At this point I think it's probably a hardware issue but it's hard to identify which part to RMA. Any ideas?

System specifications:

CPU: AMD FX-8320
RAM HyperX Fury 16GB 1866MHz
MB: Gigabyte GA-970A-UD3P Rev2
GPU: Sapphire Radeon R9 380 4GB 1010MHz (factory OC from 970MHz)
PSU: EVGA 600W 80+ Bronze
SSD: SanDisk Ultra II 240GB
OS: Windows 10 N 64bit
 

djreedj

Honorable
Jan 14, 2016
1,721
1
12,160
You need to eliminate some things on your own. For example, start pc with 1 stick of ram in each slot, then try the other stick of ram. Also, try without the GPU and only on board graphics. Next try to unplug everything except Power, Processor, and 1 stick of memory. Try and narrow it down to which piece is bad.

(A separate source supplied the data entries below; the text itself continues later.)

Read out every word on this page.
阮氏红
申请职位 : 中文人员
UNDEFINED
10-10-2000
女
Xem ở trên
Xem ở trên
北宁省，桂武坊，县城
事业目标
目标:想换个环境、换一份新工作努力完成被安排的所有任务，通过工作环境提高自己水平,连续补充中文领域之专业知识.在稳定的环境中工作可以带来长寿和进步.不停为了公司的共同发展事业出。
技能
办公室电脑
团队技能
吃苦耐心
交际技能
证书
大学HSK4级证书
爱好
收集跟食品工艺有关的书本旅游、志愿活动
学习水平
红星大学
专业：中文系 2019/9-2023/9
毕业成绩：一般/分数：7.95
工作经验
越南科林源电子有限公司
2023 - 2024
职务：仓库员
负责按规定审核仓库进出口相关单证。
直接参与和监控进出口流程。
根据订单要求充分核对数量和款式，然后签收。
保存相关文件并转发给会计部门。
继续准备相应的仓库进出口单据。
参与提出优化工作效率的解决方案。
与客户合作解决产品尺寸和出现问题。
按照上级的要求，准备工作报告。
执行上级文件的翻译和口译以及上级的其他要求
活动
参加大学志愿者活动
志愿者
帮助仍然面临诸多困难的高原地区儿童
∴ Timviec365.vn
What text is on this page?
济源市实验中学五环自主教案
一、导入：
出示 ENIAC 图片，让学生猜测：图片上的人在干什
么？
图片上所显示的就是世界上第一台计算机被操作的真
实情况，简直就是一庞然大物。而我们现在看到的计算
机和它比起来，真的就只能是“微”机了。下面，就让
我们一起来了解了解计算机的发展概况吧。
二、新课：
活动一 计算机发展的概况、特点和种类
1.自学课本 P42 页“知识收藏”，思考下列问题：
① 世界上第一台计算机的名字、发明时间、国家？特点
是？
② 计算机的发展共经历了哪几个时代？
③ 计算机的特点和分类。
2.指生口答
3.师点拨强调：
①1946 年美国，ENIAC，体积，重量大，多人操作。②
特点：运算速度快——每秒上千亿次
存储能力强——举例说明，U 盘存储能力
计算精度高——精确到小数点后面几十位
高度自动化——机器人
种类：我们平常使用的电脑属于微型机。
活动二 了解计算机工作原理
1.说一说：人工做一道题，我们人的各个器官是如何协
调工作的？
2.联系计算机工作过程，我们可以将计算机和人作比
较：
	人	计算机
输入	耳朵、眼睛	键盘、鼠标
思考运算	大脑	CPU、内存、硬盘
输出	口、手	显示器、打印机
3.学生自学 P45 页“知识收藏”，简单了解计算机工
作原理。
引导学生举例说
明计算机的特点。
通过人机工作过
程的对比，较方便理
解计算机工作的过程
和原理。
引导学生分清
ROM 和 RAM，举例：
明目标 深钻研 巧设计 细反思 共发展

If no pieces are bad it might be corrupted BIOS.
 

Vorte7

Commendable
Mar 18, 2016
4
0
1,510
PSU is EVGA 600W 80+ White

I ran the memory tests so I assumed memory is not the issue. There is no onboard graphics on this motherboard so I cannot run without the GPU
 

Vorte7

Commendable
Mar 18, 2016
4
0
1,510
I got a replacement before seeing this. The computer worked fine for a few hours until it just rebooted again.

I don't think 2 units can exhibit the same fault so I think it's safe to say it's not the PSU.